While some have cut back on leasing – Huntington and Cincinnati-based Fifth Third Bancorp have chosen not to offer leases on vehicles with eight-cylinder engines – other lenders such as Chrysler Financial, the financing arm of Chrysler LLC, and Wells Fargo & Co. have ceased leasing operations altogether.
Banks are taking the losses from all angles. They’re dealing with foreclosures and the subprime fiasco and they’re looking for a way to start making a profit again. When they lose money on auto leases, they have to cut that back or completely.
“The consumer is protected here, the guy that gets stuck with the problem is whoever it was leased from,” Cole said.
Leases must make economic sense for lenders, and segments that don’t must be reduced, said Lou Vitale, who oversees auto loans and leases for Fifth Third in Ohio, Pennsylvania and New York state. In early August the bank stopped making leases on Chrysler vehicles and automobiles with an eight-cylinder motor, he said.
“We’re trying to make sure we’re in the leasing business for a very long time,” Vitale said. “We have to have a portfolio balance.”
Wells Fargo also cited the bottom line in its decision to stop leasing.
“The prime auto lease business is no longer a strategic fit for us, partly because the returns are not acceptable,” the company wrote in its second-quarter earnings filing made with regulators July 16.

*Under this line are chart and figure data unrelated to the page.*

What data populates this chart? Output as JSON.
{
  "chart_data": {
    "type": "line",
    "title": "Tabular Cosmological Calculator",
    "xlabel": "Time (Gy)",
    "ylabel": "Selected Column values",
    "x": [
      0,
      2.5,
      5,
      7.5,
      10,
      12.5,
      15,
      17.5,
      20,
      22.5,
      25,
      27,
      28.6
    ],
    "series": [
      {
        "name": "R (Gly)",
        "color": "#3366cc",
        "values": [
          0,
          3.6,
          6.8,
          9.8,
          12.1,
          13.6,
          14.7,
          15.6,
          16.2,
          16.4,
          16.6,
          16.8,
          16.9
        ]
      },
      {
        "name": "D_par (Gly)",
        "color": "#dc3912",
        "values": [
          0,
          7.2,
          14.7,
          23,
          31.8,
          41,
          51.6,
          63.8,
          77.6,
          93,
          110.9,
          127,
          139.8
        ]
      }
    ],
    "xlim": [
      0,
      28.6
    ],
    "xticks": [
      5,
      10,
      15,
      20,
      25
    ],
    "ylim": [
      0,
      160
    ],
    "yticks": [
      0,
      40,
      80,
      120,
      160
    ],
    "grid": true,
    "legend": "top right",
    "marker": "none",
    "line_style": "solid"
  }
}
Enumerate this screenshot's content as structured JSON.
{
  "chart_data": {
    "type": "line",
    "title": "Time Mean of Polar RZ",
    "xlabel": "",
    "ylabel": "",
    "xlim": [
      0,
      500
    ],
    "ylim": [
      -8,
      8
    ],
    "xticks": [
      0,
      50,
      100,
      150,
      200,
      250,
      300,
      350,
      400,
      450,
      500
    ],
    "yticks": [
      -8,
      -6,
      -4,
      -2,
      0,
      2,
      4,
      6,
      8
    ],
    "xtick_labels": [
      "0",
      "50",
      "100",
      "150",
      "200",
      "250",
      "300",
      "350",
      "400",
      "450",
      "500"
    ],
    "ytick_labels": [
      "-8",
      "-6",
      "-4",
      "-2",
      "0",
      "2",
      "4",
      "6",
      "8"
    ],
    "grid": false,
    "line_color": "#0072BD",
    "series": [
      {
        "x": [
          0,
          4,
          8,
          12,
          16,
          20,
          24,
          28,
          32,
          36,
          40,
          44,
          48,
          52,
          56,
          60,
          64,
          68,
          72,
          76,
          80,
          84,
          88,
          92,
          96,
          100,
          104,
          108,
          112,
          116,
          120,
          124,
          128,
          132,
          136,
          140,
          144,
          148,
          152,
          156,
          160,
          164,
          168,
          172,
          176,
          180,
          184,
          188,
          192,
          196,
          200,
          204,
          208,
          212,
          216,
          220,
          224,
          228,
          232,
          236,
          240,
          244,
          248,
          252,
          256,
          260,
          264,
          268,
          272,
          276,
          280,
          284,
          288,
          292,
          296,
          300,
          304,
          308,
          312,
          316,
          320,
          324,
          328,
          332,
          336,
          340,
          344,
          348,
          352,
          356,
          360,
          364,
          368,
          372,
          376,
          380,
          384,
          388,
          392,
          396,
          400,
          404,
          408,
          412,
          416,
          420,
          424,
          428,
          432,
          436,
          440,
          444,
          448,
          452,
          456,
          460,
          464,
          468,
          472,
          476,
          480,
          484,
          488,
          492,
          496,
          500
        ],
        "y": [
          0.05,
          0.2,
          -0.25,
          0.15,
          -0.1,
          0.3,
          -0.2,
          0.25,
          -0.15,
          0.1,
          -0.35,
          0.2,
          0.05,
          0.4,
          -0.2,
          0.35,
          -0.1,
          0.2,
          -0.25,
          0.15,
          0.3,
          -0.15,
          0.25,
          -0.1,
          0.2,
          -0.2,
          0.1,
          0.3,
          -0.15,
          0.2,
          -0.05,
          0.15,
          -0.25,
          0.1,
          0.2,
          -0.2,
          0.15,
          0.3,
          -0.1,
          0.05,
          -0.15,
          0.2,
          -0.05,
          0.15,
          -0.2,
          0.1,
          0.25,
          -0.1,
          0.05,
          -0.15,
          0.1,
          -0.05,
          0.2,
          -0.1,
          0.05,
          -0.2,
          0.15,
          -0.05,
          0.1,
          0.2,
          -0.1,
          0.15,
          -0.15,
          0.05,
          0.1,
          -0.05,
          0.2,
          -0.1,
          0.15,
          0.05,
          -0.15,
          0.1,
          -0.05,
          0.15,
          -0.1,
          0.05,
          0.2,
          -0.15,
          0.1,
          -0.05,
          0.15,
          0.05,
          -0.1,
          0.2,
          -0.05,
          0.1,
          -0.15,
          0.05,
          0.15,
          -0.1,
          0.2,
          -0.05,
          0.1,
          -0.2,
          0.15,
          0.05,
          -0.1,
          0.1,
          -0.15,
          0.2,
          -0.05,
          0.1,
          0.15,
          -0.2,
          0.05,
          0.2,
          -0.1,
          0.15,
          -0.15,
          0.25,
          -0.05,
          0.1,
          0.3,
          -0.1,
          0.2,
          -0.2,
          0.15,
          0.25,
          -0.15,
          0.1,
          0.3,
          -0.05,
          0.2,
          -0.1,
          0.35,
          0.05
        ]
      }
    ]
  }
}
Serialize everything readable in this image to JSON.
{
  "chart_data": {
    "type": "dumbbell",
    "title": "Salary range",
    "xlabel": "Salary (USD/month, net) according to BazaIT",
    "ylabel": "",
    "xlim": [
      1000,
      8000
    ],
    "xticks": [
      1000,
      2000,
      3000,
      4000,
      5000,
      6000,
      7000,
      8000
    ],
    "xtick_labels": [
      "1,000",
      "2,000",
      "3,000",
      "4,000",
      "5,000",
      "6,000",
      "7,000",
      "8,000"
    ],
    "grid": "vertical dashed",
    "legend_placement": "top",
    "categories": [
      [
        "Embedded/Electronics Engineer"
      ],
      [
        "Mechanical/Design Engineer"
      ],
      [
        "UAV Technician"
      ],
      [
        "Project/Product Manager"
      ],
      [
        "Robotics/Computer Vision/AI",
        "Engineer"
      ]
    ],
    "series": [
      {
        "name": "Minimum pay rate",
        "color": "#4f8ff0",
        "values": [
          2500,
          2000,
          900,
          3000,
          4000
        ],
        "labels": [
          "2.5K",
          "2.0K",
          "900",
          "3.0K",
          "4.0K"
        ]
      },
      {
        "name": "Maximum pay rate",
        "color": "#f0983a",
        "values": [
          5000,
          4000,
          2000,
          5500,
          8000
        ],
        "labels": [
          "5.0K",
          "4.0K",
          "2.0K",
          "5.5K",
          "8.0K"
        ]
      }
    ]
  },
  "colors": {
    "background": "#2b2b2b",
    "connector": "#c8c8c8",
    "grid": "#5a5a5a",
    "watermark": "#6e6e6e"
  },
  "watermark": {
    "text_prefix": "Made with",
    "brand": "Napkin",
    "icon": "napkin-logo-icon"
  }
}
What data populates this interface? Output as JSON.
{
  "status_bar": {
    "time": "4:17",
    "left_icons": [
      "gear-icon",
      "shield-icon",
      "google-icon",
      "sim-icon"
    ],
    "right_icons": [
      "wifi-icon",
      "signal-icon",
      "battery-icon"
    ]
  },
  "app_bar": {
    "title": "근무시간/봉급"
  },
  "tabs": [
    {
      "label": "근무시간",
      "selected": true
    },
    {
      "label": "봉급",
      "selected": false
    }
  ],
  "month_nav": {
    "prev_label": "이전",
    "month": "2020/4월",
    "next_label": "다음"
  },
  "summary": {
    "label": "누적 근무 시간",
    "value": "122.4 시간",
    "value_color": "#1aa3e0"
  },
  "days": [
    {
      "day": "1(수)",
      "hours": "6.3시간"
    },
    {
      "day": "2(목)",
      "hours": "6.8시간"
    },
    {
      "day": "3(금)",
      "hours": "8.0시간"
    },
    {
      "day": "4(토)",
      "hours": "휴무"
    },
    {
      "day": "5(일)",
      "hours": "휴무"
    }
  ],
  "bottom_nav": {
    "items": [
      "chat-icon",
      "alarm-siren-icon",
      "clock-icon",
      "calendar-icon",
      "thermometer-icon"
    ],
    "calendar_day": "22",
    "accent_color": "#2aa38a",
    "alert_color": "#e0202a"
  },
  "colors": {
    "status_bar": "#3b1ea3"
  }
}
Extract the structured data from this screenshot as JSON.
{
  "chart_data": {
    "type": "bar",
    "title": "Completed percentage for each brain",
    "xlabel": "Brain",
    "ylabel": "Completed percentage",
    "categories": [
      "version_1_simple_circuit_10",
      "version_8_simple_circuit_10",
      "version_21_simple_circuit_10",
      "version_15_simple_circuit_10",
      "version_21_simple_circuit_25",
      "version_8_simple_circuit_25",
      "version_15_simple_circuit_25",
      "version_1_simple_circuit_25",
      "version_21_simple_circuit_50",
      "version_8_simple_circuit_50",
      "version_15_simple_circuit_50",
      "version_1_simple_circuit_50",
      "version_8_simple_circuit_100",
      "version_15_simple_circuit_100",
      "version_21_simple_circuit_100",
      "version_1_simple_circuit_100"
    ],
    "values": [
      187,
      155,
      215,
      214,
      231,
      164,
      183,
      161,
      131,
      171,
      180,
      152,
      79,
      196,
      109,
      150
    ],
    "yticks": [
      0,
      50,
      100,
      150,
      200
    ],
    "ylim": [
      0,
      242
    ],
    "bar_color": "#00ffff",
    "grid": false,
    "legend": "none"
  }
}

It’s unclear when, or if, auto financing businesses and banks will expand leasing again, Vitale said.
“Nothing is forever,” he said. “In a few years from now all these manufactures will have many more fuel-efficient vehicles and many fewer SUVs and pickups, and things will be balanced again.”
Much will depend on gasoline prices, Cole said.
“We could wake up in two to three months with $2.50 a gallon and people will forget what they said and go back to buying a pickup,” he said. “If the value of those used vehicles then jumps dramatically, we’re back into a different cycle.”